Crawling along in stop-and-go rush-hour traffic, covering less than 15 miles in an hour, provokes some interesting thoughts. The first is, “I’m never coming back to this place. How can people have lives here if they have to commute like this every day?”
Another thought is that people caught in this colossal waste of time are indifferent to anyone outside the small enclosures of their vehicles, or worse, they are angry at anyone in their way. For example, the woman in the next car is busily texting while she creeps along. The guy in the plumbing truck behind us makes angry faces and gestures because I’m not going fast enough for him, and finally finds a way to creep past us on the side. The guy in the Mercedes weaving in and out of traffic cuts people off and risks involving others in an accident just so he can pull a couple of cars ahead.
Nope. I’m never coming back to Boston again.

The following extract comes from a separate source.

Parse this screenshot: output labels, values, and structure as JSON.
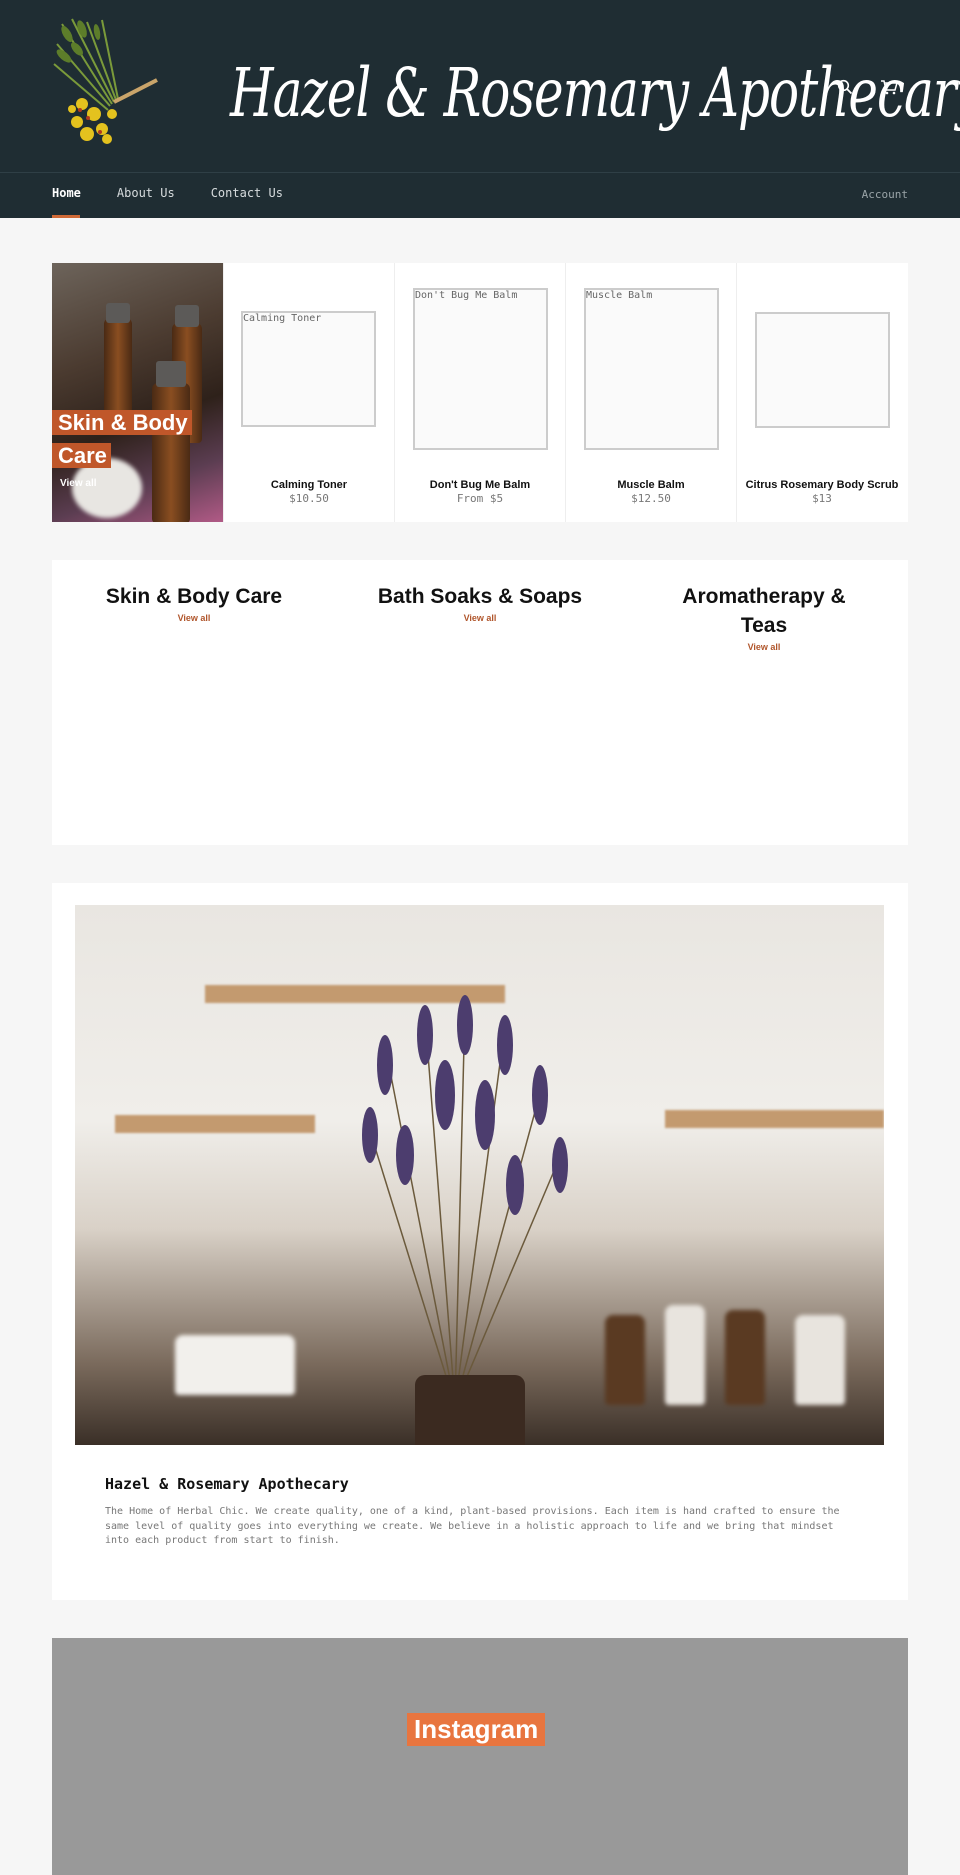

But I shouldn’t blame Boston for this. I’ve been in similar situations in Los Angeles, San Francisco, São Paulo, London, Tokyo, and Accra. I’m not trying to drop names here; the point is that in today’s world, clogged traffic like this is a common human experience.
And where are we really when we’re all stuck in traffic?
In Tokyo, I saw a mother and daughter come out of a subway train walking side by side, each furiously texting someone else. If one had disappeared, I’m not sure the other would have known.
How often am I, and how often are you, self-absorbed like that? How often are we oblivious to anything outside our small enclosure of personal space?
I could not undertake to judge any of the people I saw in that situation. Maybe the woman texting in traffic was multi-tasking—arranging an activity for her daughter’s school or keeping in touch with a son home alone. Maybe the man in the plumbing truck was in a rush to get to someone’s broken water line. Maybe the man weaving through traffic had a family emergency.
And if I can’t judge the people around me, what should I be doing with my time? Maybe I ought to be thinking about how I could reach out to others.
That was part of the miracle of the life of Jesus Christ. He knew and tried to meet the needs of others around him, no matter His own needs or wants.
If I want to think of myself as one of His followers, perhaps I need to break out of the walls of my own little enclosure and think about how I could help others get through the stop-and-go traffic of life.